Bearing the Burden

Galatians 6:2 “Bear ye one another’s burdens, and so fulfil the law of Christ.” Matthew 20:28 “Even as the Son of man came not to be ministered unto, but to minister, and to give his life a ransom for many.”

Text Colossians 4:18 “The salutation by the hand of me Paul. Remember my bonds. Grace be with you. Amen.”

While we may not care to admit it, most of us spend more time thinking about ourselves than we do others! If we are to have the mind of Christ as encouraged by the Apostle Paul in Philippians 2:5, “Let this mind be in you, which was also in Christ Jesus”, we must be considerate of others and that consideration is manifested in “Bearing ye one another’s burdens.” The idea behind the word “burdens” is to be pressed down because of a weight or load. We are to help lift, so as to remove the weight or load that is upon them. This generates the question, “How does one go about lifting the load?” The answer may be found in Paul’s closing remarks to the church at Colosse when he said, Remember my bonds.” A simple study of the word “remember” provides four thoughts concerning “Bearing the Burden.”

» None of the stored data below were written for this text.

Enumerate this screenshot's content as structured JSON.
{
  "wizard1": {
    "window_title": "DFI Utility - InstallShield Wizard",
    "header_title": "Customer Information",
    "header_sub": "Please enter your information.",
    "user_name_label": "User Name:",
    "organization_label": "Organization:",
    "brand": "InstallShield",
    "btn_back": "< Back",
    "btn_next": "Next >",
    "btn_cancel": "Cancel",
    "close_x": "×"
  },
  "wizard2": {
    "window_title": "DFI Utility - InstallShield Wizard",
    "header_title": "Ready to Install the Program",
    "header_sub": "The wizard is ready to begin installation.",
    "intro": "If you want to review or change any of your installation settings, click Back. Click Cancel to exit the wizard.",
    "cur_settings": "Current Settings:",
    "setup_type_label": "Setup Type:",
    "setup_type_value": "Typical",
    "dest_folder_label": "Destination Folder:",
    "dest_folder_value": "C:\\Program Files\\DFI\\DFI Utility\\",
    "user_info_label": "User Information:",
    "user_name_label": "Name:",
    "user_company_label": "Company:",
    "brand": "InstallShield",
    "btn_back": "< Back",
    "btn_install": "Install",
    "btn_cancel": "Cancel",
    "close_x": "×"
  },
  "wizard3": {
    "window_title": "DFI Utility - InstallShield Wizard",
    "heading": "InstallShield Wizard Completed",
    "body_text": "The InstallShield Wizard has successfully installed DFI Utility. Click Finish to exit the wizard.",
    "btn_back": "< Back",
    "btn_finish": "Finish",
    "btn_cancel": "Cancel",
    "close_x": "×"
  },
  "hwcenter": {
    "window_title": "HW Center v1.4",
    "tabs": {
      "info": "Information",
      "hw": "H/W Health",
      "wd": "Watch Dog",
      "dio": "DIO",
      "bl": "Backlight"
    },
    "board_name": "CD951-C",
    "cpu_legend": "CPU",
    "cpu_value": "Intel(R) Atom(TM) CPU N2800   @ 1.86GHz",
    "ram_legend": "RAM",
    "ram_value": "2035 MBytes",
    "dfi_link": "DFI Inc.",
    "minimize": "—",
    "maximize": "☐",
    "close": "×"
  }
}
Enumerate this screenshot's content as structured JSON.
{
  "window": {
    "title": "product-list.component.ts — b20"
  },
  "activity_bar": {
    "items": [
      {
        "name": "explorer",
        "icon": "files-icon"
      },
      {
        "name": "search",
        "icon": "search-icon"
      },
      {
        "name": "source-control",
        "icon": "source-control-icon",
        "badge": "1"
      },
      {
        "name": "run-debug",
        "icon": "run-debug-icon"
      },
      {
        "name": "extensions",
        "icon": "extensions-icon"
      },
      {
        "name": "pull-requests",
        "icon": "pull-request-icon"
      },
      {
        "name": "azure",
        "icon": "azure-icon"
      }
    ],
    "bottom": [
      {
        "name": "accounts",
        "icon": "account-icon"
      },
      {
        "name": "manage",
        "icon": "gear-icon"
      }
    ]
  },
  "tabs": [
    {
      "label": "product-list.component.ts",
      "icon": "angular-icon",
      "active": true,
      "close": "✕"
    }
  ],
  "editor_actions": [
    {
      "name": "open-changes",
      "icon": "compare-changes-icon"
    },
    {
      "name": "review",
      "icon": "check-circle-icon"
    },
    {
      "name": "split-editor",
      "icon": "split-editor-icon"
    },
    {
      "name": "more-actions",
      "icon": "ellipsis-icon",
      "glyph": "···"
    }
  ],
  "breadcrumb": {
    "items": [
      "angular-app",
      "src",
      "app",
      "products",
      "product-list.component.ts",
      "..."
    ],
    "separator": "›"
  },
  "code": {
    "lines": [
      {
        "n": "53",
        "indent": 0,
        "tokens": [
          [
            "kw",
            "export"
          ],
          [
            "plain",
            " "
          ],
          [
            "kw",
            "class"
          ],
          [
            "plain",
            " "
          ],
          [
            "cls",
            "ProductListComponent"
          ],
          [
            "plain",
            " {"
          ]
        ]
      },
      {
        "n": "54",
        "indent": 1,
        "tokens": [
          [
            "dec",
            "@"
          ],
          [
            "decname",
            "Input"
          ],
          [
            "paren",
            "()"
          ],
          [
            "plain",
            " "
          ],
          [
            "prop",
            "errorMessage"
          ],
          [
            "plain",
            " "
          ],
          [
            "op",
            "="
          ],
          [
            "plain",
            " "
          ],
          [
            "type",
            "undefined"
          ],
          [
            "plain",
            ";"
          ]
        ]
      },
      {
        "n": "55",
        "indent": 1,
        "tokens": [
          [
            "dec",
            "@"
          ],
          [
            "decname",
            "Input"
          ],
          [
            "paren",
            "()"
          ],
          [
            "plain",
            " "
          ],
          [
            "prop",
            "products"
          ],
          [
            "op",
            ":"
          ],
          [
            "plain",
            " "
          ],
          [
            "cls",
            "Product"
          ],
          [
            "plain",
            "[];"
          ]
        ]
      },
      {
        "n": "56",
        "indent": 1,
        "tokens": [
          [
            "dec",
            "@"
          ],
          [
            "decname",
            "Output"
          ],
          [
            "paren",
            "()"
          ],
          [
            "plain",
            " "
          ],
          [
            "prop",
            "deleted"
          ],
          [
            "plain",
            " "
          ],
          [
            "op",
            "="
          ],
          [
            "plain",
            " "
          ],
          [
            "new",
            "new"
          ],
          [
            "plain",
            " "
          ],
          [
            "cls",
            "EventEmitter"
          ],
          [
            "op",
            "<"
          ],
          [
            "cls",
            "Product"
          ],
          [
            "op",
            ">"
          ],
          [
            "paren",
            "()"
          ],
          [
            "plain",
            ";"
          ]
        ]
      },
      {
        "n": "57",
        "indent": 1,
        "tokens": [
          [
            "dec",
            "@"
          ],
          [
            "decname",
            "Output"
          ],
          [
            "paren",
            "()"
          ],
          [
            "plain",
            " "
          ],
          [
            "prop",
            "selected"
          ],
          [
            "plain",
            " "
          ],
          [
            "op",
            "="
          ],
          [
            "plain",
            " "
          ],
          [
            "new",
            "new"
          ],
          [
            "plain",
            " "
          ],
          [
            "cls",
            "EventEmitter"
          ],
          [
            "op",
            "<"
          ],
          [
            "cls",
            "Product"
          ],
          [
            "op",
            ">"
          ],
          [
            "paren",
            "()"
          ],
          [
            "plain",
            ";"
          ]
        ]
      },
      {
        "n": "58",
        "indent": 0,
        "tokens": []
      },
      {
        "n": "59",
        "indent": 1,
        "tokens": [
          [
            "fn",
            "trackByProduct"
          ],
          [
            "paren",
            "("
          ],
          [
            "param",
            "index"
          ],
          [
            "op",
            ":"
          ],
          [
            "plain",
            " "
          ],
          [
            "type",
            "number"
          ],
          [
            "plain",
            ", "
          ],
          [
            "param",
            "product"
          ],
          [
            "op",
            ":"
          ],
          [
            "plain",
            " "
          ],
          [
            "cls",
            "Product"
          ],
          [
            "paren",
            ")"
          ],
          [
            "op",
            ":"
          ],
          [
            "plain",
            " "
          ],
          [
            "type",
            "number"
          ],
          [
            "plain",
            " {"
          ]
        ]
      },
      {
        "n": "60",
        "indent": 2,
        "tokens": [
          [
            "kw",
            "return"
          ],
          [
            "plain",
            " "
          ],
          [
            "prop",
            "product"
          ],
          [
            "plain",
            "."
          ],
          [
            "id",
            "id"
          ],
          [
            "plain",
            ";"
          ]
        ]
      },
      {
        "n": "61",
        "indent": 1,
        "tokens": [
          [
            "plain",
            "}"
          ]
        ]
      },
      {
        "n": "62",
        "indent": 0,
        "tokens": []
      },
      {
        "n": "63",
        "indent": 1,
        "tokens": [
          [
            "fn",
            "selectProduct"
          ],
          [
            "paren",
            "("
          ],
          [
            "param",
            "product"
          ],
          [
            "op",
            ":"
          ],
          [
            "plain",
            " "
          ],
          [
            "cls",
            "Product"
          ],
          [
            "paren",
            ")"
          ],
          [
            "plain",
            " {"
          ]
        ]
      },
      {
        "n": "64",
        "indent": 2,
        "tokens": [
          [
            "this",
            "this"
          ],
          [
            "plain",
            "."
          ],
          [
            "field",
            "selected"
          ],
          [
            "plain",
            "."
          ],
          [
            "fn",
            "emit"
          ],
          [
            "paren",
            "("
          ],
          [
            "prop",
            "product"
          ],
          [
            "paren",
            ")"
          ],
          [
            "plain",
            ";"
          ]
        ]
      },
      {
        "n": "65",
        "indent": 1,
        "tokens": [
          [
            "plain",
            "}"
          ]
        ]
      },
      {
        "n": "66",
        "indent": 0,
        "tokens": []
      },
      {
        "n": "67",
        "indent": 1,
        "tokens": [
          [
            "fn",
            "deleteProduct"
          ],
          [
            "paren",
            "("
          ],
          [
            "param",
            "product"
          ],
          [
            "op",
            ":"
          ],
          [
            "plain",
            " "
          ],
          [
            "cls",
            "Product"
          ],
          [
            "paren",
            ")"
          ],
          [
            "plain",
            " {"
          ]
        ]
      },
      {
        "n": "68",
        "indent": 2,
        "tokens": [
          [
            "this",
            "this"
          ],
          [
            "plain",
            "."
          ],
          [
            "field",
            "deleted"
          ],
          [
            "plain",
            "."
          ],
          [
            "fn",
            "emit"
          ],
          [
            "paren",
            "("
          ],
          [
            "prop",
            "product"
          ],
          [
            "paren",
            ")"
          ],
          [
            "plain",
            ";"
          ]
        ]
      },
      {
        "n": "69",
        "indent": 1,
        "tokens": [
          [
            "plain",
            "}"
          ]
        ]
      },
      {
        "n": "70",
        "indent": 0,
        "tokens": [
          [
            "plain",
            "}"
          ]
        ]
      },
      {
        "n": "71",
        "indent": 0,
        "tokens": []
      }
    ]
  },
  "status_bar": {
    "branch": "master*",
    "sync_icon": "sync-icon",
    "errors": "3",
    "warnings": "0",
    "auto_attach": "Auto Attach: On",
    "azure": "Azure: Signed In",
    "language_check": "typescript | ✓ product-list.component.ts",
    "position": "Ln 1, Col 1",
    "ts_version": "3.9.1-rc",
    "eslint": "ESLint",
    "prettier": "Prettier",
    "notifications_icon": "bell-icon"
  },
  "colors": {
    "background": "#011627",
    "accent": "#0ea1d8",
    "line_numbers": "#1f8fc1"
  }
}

The first thought is to recollect, be mindful of the hardships of others. Paul was experiencing his first imprisonment and most of those that made-up the body of Christ were not in Rome, but other parts of the world. There is a condition known as “Out of sight, out of mind.” Because they did not see Paul on a regular basis, his woeful condition would soon be forgotten. Paul is encouraging those to whom he is writing to not forget him. We can help when we relate. What would it be like to suddenly lose your freedom and be contained under house arrest not knowing the end results? The most effective comforters are those that have experienced similar events; “that we may be able to comfort them which are in any trouble, by the comfort wherewith we ourselves are comforted of God” (II Corinthians 1:4). We have these words of admonishment from the Apostle Peter, a man of experience; “beware lest ye also, being led away with the error of the wicked, fall from your own stedfastness” (II Peter 3:17). We can help when we relieve. When you study the life of the Apostle Paul, you read of numerous occasions where churches and individuals responded to the need by means of relief. This relief took on several forms; some was by personal provisions and others were by a personal presence. God may have allowed you to become aware of the burden so that you might be channel of relief; “But whoso hath this world’s good, and seeth his brother have need, and shutteth up his bowels of compassion from him, how dwelleth the love of God in him” (I John 3:17)? The final thought is that we can help when we rehearse. Paul is telling his readers; “Share my burden with others.” We can do this in private prayer and public proclamation. We may not be able to lift the load, but God can! We may not be able to lift the load but someone we pass the need on to may be just waiting to serve as a channel though which God will work.

Paul finds himself beneath a heavy load; he is in bonds and it has begun to take its toll. He cries to the brethren, “Remember my bonds.” We can help lift the load when we take the time to recollect, relate, relieve, and rehearse. When we do these things we are “Bearing the Burden.”